The controversial proposed EU-US trade deal ran into further trouble yesterday when the European parliament postponed at the last minute a vote to endorse Europe’s negotiating position.
Opponents of the Transatlantic Trade and Investment Partnership (TTIP) interpret the delay as indicating that member states thought they would incur a ‘bloody nose’ in the vote, amid strong opposition to the so-called ‘corporate courts’ envisaged in the Investor-State Dispute Settlement (ISDS) mechanism.
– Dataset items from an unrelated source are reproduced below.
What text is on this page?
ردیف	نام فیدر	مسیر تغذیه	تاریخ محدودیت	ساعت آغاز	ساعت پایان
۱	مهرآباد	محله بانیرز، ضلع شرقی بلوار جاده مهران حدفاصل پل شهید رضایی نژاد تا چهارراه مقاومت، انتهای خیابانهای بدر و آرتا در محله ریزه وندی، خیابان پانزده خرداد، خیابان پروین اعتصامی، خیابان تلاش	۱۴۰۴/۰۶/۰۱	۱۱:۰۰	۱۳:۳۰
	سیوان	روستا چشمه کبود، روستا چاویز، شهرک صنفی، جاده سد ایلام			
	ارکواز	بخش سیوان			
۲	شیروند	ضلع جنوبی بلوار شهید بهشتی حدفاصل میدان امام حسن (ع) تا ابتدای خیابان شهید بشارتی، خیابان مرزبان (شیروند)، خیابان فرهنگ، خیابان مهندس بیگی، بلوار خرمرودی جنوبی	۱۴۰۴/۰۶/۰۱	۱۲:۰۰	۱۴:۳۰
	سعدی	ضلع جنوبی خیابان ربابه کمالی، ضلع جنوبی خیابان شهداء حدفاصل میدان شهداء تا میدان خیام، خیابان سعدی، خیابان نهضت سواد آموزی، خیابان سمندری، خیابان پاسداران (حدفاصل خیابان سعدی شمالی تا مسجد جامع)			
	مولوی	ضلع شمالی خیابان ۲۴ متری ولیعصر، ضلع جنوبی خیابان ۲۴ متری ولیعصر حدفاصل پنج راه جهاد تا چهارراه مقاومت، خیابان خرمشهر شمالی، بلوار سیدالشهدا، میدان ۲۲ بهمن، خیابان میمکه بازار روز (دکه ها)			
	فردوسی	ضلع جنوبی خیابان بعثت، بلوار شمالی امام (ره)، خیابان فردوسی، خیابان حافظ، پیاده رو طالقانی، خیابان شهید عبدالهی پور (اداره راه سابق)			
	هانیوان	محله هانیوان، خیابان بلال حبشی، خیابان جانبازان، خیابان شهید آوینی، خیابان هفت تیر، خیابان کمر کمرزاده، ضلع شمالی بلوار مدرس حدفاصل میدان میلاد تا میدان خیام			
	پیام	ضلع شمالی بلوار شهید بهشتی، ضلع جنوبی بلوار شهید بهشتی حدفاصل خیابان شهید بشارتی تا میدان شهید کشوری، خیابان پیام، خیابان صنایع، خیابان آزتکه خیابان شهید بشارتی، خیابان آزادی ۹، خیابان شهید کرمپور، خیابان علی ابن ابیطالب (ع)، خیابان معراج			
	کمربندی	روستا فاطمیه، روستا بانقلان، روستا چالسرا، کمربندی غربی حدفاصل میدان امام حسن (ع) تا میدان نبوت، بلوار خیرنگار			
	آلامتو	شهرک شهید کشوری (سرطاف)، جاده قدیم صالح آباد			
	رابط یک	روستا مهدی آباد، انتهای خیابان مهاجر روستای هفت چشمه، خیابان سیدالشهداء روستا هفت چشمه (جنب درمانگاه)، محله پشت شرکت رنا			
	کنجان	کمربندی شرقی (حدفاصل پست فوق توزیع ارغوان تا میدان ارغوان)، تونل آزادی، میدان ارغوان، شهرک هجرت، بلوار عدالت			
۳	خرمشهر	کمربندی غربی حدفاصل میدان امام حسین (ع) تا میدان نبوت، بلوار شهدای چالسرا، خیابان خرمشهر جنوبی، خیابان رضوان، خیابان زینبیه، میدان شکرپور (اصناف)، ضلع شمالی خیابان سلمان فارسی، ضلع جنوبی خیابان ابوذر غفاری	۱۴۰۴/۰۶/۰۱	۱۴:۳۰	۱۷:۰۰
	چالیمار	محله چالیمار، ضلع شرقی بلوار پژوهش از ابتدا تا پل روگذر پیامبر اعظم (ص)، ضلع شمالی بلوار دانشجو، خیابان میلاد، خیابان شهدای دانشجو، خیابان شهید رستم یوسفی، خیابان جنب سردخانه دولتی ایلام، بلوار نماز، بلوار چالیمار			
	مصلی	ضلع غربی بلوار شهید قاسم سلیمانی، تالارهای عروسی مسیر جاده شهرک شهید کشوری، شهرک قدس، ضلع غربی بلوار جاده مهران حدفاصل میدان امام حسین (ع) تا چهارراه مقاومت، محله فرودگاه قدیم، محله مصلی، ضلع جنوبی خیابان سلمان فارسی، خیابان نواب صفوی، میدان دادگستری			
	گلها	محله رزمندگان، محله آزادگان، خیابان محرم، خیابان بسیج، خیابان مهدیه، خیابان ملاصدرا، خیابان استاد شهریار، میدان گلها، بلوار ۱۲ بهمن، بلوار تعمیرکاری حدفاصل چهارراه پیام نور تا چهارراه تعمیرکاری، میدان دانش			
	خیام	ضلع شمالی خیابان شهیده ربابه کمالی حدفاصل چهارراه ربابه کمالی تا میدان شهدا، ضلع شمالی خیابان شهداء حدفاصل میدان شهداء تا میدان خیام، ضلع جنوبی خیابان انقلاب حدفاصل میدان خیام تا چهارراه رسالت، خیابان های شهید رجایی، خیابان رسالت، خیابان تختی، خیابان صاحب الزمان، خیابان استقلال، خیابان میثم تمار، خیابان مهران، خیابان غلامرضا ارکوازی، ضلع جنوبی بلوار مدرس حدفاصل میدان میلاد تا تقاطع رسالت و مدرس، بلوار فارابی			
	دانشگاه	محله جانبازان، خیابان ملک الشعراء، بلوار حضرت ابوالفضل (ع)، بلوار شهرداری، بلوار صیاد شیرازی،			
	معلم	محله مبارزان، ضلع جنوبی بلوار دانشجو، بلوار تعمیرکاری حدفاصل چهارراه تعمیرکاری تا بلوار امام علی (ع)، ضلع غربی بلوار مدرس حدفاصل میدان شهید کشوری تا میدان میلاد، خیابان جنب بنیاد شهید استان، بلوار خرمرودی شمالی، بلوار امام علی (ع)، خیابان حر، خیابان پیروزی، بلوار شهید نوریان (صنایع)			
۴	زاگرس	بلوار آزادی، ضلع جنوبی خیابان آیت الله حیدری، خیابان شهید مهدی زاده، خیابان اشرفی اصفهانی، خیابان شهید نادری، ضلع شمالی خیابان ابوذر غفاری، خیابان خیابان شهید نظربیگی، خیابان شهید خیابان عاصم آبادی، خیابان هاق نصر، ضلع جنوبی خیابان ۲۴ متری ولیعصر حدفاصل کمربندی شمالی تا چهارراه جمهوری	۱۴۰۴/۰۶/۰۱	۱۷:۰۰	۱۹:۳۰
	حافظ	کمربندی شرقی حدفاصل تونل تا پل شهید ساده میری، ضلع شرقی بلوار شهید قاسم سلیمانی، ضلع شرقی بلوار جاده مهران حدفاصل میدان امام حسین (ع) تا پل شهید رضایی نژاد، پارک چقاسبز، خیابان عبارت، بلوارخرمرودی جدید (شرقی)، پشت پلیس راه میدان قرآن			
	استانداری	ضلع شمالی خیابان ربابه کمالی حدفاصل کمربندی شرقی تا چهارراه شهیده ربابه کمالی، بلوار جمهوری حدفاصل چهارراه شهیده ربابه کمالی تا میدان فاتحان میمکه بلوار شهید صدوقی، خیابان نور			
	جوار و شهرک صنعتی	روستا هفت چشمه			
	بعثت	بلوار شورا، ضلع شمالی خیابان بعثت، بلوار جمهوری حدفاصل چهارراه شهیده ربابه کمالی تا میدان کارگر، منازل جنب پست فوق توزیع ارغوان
TTIP’s opponents claim ISDS is anti-democratic because it would enable companies to sue states whose legislation had a negative impact on their economic activity.
Parliamentary leaders hoped to agree on a resolution today backing the European Commission in the talks. But following a flurry of more than 200 amendments from MEPs, the parliament’s president, Martin Schulz, sent the resolution back to the parliament’s International Trade Committee.
One such amendment, from North East England MEP Jude Kirton-Darling, seeks to to remove the ‘toxic’ ISDS.
It is now being suggested that the vote could be delayed until September, killing off hopes expressed by world leaders at last weekend’s G7 summit for the TTIP negotiations to be concluded this year.
Opposition to the proposed treaty figured in several UK party election manifestos, including those of the Greens, Plaid Cymru, the Scottish National Party, and Ukip.
SNP MEP Alyn Smith said today: ‘As a former lawyer myself, I find the idea that companies and investors need a specific set of rules outwith the general law to be flatly offensive, given we are talking about some of the most developed legal jurisdictions on the world.’